Poor enforcement is letting tenants down, claim landlords

The RLA has called on the government to review how regulations in the private rental sector are enforced.

Related topics:  Landlords
Warren Lewis
26th February 2015
Landlords

The organisation argues that tenants are being let down by a failure to properly enforce the powers already available to tackle poor housing conditions.
 
Last week Liverpool City Council announced plans for the introduction of the country’s largest landlord licensing scheme. However, it comes as the council is cutting its Environment Health Services, responsible for enforcing the scheme, by up to 25 per cent.
 
This comes after research conducted by the Local Government Information Unit and Management Journal, which has found that 54 per cent of local authorities believe that they are in danger of being unable to fund their statutory services.
 
In 2013, the cross-party Communities and Local Government Select Committee report on the private rented sector warned that it was “concerned about reports of reductions in staff who have responsibility for enforcement and tenancy relations and who have an important role in making approaches to raising standards successful”.
 
The same report also raised concerns that “the police are sometimes unaware of their responsibilities in dealing with reports of illegal eviction”.

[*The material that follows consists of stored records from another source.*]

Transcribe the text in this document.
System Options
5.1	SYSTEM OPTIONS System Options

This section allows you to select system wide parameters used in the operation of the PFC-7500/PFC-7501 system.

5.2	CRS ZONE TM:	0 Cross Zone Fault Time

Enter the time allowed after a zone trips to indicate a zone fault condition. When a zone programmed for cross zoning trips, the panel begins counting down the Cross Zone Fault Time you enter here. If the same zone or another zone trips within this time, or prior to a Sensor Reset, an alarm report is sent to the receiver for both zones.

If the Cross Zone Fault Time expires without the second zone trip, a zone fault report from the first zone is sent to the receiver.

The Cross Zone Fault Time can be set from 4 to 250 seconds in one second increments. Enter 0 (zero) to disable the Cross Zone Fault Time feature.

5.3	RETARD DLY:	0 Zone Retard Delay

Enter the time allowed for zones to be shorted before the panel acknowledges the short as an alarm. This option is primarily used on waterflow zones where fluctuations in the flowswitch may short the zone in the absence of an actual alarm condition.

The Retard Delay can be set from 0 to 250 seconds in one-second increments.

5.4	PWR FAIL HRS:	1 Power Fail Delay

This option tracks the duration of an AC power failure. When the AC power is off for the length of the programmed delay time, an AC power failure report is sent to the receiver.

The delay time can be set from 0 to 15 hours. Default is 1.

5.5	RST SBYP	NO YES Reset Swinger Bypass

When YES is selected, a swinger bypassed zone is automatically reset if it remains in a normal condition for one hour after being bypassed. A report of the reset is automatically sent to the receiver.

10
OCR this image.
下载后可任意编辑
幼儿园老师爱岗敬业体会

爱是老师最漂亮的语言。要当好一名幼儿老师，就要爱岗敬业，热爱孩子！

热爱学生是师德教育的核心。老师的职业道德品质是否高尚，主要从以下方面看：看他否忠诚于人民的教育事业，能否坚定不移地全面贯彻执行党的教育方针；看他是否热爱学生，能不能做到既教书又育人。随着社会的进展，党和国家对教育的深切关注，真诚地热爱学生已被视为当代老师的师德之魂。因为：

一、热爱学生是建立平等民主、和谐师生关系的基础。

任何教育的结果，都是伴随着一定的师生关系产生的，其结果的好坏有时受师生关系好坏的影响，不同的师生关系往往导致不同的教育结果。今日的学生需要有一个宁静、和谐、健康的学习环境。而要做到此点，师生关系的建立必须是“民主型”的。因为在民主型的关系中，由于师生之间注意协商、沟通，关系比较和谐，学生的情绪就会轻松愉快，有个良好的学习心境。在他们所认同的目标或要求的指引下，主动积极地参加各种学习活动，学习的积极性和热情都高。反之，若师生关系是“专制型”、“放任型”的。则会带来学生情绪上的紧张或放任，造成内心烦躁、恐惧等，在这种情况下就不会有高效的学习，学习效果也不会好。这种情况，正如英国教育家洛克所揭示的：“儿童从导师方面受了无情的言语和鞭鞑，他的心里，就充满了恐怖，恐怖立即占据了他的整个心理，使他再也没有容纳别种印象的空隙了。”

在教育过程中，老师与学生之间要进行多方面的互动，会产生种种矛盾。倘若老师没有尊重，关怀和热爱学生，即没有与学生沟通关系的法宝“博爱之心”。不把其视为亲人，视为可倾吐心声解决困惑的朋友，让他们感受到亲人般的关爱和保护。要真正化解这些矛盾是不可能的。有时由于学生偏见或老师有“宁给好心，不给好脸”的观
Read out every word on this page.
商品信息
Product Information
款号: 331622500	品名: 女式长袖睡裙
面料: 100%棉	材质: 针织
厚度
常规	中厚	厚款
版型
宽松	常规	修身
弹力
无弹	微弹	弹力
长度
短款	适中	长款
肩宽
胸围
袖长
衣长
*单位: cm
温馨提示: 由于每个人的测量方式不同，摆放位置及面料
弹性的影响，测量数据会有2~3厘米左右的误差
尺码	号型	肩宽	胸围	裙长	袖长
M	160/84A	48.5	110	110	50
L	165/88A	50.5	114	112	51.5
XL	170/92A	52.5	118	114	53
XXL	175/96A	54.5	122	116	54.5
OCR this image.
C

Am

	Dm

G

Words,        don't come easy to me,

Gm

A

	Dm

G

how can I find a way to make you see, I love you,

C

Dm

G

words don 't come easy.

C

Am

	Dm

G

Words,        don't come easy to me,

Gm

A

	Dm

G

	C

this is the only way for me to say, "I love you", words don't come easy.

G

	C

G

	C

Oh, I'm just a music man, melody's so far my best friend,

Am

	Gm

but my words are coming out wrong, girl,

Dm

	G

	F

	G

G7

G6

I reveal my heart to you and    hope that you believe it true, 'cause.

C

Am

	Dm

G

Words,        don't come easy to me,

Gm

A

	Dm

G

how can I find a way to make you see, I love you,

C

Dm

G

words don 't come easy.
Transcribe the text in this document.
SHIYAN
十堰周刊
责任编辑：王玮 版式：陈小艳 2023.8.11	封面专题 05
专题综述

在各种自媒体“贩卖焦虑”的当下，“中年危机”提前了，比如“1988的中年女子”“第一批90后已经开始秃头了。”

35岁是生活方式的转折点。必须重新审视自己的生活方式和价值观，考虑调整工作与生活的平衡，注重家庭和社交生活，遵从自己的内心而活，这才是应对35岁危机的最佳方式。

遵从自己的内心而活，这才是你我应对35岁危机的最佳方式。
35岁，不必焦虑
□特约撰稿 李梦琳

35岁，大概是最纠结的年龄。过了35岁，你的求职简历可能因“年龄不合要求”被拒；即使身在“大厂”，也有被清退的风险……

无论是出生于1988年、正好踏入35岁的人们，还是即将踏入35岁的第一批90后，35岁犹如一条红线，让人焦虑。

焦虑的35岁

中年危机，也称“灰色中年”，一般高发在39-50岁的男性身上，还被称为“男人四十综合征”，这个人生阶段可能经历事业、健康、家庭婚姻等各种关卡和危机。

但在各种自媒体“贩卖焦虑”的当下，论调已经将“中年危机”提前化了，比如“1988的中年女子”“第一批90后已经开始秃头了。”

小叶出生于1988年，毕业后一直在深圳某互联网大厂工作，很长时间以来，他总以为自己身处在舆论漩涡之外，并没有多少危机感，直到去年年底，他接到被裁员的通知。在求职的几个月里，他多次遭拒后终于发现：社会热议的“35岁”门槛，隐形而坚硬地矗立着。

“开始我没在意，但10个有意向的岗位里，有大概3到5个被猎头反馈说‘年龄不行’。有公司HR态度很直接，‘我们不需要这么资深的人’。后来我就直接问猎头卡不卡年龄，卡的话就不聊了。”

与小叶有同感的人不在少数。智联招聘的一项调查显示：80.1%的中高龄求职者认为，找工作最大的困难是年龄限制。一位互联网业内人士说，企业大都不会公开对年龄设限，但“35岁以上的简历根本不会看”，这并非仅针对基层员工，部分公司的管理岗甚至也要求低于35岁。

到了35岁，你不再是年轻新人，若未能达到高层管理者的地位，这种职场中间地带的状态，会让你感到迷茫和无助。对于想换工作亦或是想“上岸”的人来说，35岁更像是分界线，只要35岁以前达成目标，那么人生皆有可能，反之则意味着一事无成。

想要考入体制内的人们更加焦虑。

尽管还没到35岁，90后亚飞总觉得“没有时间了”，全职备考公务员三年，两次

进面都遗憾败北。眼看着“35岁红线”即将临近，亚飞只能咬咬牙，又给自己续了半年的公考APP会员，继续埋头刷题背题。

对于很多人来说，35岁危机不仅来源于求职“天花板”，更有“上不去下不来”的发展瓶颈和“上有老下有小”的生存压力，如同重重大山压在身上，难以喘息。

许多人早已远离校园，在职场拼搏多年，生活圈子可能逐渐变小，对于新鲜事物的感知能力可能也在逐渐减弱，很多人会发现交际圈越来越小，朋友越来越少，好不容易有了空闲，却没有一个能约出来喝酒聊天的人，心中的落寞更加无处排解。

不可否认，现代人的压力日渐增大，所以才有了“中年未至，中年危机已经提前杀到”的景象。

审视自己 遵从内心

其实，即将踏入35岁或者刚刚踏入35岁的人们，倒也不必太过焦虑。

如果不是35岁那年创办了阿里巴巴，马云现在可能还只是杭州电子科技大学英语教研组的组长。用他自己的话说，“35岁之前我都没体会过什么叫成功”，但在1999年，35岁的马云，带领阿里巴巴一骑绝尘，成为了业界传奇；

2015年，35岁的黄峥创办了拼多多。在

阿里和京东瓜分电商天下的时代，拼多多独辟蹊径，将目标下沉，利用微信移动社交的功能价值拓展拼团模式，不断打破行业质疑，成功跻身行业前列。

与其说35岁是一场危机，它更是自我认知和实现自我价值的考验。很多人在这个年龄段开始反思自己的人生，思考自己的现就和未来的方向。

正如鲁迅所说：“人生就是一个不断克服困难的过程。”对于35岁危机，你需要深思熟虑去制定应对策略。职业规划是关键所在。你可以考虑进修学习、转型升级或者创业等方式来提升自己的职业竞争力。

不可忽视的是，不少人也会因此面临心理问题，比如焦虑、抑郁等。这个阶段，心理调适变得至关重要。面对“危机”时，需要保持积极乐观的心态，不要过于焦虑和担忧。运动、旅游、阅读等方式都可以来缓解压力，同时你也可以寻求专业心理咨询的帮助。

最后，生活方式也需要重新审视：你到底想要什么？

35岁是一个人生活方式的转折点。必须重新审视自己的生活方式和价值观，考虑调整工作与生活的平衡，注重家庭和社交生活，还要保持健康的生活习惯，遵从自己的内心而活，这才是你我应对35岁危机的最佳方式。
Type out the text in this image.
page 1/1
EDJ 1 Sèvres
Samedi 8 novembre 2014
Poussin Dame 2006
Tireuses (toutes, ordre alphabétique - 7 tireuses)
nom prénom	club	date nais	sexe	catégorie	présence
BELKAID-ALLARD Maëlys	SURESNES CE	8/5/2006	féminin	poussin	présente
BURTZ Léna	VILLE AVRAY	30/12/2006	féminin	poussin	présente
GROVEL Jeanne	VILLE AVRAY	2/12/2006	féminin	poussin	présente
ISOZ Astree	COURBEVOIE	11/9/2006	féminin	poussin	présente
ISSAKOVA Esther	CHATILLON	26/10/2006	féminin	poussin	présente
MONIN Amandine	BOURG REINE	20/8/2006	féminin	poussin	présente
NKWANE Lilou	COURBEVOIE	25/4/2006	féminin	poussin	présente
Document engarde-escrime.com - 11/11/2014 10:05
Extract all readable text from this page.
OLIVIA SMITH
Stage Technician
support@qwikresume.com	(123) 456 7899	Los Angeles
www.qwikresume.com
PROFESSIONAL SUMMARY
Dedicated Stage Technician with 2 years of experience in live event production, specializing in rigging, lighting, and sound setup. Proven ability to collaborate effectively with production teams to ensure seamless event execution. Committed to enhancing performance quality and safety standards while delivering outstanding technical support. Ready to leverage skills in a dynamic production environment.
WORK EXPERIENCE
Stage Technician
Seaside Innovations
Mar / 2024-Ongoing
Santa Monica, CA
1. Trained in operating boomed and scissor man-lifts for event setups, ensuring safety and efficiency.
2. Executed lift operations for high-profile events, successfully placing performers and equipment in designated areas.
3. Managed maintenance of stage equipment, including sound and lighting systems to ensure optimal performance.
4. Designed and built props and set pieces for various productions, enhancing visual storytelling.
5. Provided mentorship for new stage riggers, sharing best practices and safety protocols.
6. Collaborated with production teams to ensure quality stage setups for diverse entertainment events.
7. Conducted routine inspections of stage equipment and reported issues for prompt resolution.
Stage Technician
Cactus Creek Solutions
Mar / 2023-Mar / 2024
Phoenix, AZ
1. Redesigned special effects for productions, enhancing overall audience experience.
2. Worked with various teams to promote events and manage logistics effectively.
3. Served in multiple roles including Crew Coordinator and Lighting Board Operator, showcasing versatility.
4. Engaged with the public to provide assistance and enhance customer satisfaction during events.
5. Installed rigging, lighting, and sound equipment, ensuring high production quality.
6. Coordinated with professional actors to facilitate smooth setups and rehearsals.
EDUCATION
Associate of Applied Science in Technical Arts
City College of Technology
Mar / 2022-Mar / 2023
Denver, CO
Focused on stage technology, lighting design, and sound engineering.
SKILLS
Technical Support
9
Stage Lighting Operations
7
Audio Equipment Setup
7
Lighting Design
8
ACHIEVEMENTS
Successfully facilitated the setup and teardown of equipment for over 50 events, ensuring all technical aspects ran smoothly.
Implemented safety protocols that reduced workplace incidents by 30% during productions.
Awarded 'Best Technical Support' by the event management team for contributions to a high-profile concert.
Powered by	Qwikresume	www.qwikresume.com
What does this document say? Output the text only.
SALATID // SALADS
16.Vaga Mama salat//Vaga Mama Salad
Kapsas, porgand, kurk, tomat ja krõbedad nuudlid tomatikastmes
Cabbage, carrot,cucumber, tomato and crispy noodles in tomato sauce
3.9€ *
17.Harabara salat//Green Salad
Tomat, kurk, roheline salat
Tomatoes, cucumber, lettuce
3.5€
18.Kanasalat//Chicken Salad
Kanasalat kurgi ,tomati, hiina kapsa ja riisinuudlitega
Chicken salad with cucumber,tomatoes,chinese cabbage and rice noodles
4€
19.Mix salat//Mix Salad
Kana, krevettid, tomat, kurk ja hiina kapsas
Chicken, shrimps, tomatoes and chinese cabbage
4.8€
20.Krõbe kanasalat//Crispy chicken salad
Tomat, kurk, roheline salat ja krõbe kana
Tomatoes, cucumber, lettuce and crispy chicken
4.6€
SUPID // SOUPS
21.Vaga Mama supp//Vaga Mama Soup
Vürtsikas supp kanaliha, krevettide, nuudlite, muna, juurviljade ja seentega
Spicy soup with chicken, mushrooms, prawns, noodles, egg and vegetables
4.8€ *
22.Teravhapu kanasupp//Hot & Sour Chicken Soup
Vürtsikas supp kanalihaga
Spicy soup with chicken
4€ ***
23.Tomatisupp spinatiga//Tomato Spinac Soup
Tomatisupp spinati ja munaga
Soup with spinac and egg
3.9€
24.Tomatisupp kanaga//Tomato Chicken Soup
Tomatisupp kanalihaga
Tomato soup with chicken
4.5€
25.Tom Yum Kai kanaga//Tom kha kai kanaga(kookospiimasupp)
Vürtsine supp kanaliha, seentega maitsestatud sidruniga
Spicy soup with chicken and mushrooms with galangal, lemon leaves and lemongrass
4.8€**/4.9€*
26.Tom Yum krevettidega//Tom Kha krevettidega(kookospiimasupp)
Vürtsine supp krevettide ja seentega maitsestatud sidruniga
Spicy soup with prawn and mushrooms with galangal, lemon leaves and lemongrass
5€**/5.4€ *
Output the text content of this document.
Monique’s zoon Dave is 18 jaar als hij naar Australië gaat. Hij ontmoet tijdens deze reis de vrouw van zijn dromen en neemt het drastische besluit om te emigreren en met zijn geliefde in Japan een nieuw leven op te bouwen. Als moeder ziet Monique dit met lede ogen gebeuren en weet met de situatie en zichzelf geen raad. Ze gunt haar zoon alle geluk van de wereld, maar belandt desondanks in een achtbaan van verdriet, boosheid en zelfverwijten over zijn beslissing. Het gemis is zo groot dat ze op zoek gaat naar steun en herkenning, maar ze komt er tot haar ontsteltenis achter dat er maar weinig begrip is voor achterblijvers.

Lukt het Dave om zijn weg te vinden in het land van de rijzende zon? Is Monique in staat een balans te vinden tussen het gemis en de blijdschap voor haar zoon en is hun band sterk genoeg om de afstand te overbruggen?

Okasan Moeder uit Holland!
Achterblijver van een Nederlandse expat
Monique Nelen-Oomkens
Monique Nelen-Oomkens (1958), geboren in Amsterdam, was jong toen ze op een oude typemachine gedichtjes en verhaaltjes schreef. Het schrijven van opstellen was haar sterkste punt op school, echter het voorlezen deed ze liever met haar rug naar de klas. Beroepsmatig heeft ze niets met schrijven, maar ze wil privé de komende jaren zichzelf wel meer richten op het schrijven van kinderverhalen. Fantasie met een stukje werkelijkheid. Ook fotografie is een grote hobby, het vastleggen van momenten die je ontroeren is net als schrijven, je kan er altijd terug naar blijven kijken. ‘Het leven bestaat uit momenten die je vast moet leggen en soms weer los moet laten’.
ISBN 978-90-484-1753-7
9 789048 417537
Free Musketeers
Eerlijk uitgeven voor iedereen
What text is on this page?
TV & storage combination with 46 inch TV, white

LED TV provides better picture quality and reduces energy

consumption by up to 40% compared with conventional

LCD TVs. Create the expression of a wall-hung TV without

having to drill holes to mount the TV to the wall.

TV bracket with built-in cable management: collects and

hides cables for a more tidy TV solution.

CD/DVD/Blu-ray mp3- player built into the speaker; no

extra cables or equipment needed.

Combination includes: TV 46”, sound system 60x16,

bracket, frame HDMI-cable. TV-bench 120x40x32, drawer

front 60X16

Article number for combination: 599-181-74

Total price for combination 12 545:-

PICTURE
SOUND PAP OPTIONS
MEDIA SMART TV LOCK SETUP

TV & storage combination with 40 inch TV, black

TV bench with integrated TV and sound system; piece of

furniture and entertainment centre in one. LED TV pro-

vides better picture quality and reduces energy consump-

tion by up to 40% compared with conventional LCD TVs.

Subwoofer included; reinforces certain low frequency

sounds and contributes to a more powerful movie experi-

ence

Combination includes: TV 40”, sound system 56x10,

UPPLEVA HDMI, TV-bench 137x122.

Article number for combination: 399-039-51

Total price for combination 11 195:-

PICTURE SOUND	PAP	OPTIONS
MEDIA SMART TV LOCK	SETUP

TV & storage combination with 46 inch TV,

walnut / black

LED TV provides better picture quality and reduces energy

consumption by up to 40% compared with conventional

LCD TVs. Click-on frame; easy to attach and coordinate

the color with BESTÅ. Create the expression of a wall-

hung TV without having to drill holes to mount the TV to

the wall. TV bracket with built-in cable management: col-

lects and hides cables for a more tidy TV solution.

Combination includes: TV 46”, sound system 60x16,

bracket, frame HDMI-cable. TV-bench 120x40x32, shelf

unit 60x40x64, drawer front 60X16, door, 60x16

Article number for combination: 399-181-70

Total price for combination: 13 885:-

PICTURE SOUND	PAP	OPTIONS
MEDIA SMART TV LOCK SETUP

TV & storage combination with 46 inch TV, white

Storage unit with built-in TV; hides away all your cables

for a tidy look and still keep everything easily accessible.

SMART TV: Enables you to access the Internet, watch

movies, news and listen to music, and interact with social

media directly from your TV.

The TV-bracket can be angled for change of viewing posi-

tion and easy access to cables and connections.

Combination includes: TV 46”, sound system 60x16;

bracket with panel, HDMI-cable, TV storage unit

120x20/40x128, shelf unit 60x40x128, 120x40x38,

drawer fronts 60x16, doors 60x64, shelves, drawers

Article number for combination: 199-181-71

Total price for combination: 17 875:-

The RLA is writing to all the political parties to call on them to commit to undertake a review of the capacity and capabilities of local authorities, the courts, the police and trading standards to enforce the powers they already have as they relate to private rented housing.
 
Alan Ward, chairman of the RLA, said: “The RLA is fully supportive of regulations that protect both tenants and good landlords. But it cannot be right that regulations are not being enforced properly. This lets tenants and good landlords down. The reality is that we can regulate all we like but without proper enforcement then it becomes meaningless.
 
Whilst debate on the private rented sector will intensify as we approach polling day we need to think carefully about what can and cannot be enforced.
 
It’s time to end the false belief that regulations in themselves will help solve the problems in the sector. Instead we need a smarter approach to root out the minority of crooks who cause misery for tenants and bring the sector into disrepute.”